V. Resultados pós-operatórios e factores que afectam o resultado
    Os critérios para uma rinostomia lacrimal endoscópica bem sucedida são que os sintomas do paciente desapareçam e que o saco lacrimal seja bem aberto no exame endoscópico. O resultado depende da causa da dacriocistite, com uma taxa de sucesso de até 95% em pacientes com obstrução lacrimal anatómica e 81% em pacientes com obstrução lacrimal funcional. A endoscopia nasal revela que o factor de obstrução anatómica foi resolvido em 95% dos pacientes com obstrução funcional, e o paciente permanece sintomático, mas com uma melhoria significativa durante o período pré-operatório. Na imagem do saco lacrimal, a taxa de sucesso foi de 82% para sacos lacrimais normais ou aumentados e apenas 29% para sacos lacrimais cicatrizados. Vale a pena notar que a função de recolha do lacrimal está intimamente relacionada com a função de sifonagem dos canais lacrimais e do saco lacrimal, e que a função de sifonagem do saco lacrimal está comprometida após a rinostomia do saco lacrimal, apesar da abertura completa dos canais lacrimais anatomicamente, o que pode ser uma das razões para o mau resultado em alguns doentes. A eficácia dos esteróides nasais tópicos em alguns casos de edema lacrimal da mucosa do saco não foi provada. Não foram vistos estudos sobre a existência de receptores hormonais esteróides suficientes distribuídos na superfície da mucosa do saco lacrimal. É necessária mais investigação básica sobre como inibir a proliferação de tecido ósseo e fibroso em redor do saco lacrimal, que pode ser mais proliferada durante a cirurgia de revisão. A experiência clínica demonstrou que aqueles que falharam em múltiplas cirurgias têm mais probabilidades de ter cicatrizes de canal lacrimal, o que requer a assistência de um oftalmologista para as gerir.

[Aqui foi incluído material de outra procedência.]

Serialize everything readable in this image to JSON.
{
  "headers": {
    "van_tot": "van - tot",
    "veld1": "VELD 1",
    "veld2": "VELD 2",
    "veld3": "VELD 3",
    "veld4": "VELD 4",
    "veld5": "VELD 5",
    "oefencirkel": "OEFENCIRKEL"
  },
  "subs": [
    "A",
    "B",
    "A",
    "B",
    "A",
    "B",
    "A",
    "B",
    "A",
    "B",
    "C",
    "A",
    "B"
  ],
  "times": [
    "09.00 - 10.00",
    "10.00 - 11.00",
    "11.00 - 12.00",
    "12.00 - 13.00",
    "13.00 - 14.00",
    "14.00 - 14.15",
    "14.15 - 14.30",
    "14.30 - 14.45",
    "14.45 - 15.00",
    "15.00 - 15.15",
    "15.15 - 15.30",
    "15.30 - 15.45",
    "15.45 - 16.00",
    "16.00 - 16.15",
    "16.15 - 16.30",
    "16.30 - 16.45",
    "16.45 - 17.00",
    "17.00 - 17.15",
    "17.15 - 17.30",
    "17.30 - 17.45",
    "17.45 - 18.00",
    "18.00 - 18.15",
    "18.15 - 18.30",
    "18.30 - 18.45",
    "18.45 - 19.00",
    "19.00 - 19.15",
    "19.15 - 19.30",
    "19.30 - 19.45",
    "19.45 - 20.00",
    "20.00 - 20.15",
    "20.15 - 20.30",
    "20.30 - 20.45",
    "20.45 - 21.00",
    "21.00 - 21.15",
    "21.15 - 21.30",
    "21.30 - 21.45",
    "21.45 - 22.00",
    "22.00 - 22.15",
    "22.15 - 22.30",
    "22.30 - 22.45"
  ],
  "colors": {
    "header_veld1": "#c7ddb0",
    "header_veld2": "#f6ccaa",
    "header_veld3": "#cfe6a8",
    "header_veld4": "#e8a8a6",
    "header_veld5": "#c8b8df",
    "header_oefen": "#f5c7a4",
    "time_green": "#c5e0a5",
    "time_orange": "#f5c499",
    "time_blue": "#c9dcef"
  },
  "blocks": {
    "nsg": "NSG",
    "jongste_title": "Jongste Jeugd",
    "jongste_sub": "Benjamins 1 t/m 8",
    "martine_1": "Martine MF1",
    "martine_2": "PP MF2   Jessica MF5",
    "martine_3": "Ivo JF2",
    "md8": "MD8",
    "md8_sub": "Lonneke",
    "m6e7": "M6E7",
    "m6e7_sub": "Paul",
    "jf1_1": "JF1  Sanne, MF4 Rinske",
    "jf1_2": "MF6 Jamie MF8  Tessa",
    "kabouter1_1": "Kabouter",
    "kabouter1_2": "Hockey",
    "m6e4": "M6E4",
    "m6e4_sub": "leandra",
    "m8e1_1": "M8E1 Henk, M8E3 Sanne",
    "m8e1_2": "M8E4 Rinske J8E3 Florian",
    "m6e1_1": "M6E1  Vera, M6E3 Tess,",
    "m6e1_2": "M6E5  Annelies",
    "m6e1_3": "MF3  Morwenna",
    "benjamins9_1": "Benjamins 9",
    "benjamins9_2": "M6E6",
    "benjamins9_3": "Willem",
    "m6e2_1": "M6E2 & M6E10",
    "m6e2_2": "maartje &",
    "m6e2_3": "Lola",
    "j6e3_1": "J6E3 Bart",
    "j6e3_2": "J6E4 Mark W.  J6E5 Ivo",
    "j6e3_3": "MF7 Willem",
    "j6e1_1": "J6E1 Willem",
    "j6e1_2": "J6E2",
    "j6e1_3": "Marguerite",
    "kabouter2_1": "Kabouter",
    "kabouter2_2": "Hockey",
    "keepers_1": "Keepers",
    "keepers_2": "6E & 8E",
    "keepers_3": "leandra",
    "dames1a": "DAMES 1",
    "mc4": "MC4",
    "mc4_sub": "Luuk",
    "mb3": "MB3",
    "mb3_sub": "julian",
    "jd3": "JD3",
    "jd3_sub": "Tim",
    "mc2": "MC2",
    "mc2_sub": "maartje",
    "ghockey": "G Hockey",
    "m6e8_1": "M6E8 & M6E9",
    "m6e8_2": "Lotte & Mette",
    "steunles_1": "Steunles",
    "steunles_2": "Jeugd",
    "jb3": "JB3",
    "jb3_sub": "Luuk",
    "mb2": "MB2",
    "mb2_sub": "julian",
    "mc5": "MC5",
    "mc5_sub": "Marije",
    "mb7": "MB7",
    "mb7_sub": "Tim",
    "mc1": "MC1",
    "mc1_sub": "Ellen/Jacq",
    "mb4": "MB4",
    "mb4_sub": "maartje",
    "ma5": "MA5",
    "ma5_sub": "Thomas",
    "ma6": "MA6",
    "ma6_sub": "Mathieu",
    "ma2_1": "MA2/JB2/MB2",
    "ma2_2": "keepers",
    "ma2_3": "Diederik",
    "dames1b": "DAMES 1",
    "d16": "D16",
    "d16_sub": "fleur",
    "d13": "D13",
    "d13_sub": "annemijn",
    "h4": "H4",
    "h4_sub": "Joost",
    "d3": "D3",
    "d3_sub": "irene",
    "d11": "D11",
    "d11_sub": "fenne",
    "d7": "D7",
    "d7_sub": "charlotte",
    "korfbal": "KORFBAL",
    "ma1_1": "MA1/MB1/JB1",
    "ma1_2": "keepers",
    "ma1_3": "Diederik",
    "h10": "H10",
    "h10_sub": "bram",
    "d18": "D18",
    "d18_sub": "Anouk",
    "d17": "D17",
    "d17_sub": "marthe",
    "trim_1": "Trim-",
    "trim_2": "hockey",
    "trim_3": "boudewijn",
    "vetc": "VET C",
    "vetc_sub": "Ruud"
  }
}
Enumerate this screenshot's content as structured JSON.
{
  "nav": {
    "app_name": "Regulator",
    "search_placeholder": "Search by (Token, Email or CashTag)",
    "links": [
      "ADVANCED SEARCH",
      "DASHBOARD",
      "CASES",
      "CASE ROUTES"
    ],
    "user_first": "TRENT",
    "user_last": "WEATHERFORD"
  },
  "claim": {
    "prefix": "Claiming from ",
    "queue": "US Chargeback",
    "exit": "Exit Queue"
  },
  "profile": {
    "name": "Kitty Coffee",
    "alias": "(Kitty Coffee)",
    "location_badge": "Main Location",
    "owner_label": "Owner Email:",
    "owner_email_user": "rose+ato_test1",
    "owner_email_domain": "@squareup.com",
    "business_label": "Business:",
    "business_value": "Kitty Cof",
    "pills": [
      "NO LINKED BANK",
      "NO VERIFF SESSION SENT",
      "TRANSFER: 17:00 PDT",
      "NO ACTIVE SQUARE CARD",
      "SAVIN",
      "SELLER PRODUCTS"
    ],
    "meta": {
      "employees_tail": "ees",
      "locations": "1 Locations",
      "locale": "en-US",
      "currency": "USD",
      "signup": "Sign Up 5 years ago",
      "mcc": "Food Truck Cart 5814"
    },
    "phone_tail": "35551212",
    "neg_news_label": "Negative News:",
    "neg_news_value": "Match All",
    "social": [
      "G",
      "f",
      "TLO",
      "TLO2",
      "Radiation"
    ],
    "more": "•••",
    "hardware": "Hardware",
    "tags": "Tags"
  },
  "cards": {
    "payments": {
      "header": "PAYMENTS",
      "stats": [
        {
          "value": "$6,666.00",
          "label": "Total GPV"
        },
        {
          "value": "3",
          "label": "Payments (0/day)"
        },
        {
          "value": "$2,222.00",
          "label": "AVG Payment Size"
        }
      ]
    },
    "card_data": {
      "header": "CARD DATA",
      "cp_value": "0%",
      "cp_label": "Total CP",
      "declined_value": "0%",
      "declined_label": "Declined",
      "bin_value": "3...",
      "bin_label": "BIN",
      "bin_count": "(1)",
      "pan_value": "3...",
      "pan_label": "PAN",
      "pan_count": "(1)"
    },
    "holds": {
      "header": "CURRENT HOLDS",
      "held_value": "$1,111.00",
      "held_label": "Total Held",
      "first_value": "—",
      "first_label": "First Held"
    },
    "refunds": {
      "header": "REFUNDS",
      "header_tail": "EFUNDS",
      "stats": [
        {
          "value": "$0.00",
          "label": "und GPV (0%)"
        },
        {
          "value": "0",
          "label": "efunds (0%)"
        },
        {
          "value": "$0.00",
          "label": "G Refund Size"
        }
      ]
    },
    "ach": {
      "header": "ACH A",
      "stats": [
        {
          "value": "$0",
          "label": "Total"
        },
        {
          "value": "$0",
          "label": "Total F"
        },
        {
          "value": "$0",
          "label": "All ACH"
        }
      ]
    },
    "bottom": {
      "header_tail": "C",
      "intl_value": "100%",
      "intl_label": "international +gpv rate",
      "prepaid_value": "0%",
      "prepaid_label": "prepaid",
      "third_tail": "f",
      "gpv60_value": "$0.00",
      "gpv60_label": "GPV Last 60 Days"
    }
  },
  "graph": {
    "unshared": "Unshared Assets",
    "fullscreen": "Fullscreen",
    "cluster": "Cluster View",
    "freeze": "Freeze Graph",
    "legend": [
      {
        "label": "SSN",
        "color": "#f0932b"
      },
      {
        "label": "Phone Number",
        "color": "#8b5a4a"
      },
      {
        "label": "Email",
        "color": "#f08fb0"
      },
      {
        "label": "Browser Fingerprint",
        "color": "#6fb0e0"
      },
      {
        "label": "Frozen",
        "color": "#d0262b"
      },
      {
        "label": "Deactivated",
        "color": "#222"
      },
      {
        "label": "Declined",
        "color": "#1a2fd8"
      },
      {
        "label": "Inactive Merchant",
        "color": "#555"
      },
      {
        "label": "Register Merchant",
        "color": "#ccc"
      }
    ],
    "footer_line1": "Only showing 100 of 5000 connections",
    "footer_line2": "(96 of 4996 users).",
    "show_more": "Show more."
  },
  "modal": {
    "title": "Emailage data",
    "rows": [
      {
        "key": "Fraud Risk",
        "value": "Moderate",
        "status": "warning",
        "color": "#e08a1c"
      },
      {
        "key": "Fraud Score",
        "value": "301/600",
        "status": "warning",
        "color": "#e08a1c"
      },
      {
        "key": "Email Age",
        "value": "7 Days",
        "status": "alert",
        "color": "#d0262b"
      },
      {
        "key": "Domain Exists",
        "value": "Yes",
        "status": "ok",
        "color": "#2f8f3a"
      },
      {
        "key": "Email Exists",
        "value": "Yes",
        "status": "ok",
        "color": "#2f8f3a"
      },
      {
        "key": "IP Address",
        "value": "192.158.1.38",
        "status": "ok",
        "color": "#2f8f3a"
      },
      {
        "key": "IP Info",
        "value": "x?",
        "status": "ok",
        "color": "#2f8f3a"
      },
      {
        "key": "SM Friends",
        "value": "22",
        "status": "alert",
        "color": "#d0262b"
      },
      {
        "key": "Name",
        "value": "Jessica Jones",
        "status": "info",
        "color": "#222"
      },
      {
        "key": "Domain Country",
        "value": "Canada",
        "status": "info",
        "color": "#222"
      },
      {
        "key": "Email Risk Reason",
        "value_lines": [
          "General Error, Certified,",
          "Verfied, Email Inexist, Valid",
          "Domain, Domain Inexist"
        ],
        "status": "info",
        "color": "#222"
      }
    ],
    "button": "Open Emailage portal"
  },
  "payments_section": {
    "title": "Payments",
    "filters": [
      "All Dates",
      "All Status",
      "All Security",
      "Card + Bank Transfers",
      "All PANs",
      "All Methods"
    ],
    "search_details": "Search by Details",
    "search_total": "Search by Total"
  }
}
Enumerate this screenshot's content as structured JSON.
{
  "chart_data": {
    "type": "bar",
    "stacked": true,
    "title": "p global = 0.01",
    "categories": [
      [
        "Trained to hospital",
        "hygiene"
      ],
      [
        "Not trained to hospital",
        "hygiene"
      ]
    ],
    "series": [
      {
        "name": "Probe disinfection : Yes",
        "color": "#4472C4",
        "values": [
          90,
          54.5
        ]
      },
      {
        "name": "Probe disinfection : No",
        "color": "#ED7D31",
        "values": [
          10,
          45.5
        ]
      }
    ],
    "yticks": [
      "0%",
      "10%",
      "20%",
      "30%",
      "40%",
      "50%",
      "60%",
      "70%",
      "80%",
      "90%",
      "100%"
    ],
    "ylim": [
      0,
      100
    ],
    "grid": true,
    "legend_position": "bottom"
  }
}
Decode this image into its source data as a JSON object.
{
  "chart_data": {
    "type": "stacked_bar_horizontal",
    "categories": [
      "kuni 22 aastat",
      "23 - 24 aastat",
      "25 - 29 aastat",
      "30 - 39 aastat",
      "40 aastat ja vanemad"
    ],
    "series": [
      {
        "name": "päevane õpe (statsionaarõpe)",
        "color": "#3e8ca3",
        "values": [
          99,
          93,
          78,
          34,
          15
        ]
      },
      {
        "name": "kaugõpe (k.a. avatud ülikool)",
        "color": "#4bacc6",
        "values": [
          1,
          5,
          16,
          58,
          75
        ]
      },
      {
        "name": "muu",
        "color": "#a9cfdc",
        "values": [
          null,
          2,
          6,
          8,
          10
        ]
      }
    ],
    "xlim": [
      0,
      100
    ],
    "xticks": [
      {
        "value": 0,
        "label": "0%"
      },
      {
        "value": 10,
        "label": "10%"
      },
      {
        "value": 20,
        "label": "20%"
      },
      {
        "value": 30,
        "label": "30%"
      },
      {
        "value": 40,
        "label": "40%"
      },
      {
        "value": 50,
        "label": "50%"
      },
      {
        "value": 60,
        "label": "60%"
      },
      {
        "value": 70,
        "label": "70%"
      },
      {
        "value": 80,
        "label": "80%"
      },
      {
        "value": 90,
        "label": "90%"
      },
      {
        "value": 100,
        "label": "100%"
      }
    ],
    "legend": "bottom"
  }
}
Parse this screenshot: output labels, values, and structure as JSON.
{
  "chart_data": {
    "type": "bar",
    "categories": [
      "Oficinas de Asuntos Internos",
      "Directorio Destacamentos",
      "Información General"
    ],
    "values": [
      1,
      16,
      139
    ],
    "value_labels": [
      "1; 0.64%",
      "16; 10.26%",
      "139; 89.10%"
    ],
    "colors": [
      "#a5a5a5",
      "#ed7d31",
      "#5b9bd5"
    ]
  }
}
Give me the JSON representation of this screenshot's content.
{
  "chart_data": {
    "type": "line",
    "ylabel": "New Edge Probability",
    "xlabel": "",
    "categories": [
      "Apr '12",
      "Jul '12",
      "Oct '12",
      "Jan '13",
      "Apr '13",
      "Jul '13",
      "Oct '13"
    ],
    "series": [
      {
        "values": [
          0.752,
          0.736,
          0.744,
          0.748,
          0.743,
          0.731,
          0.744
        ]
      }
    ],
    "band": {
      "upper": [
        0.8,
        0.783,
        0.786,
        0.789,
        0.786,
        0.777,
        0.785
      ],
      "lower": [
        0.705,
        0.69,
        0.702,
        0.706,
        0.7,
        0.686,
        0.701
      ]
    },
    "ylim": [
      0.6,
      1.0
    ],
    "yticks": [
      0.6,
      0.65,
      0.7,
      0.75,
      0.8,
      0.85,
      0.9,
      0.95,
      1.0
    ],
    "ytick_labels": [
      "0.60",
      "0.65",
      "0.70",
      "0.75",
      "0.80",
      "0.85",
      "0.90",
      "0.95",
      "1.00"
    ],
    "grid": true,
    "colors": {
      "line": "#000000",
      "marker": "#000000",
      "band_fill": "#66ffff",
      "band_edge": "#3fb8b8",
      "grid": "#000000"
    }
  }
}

VI. Complicações cirúrgicas
    Complicações da rinostomia lacrimal endoscópica nasal são incomuns. Existe o risco de danificar o cartão expondo a gordura orbital durante a remoção do osso, deve-se ter o cuidado de não assediar excessivamente a gordura orbital exposta para evitar complicações intraorbitárias, e o acesso à órbita é menos provável desde que a operação seja realizada antes do processo viciado. Há uma incidência relativamente elevada de aderências pós-operatórias, principalmente entre a parede lateral da cavidade nasal e o corneto médio ou septo, que deve ser corrigida agressivamente com um desvio de septo, e em alguns casos o aspecto anterior do corneto médio pode ser removido para evitar que fique demasiado próximo da abertura do saco lacrimal, o que também pode reduzir as aderências. Em doentes com pequenos sacos lacrimais, é por vezes difícil localizar o saco lacrimal e há o risco de danificar os tecidos moles do rosto inclinando-se demasiado para a frente. Uma sonda lacrimal pode ser útil neste momento.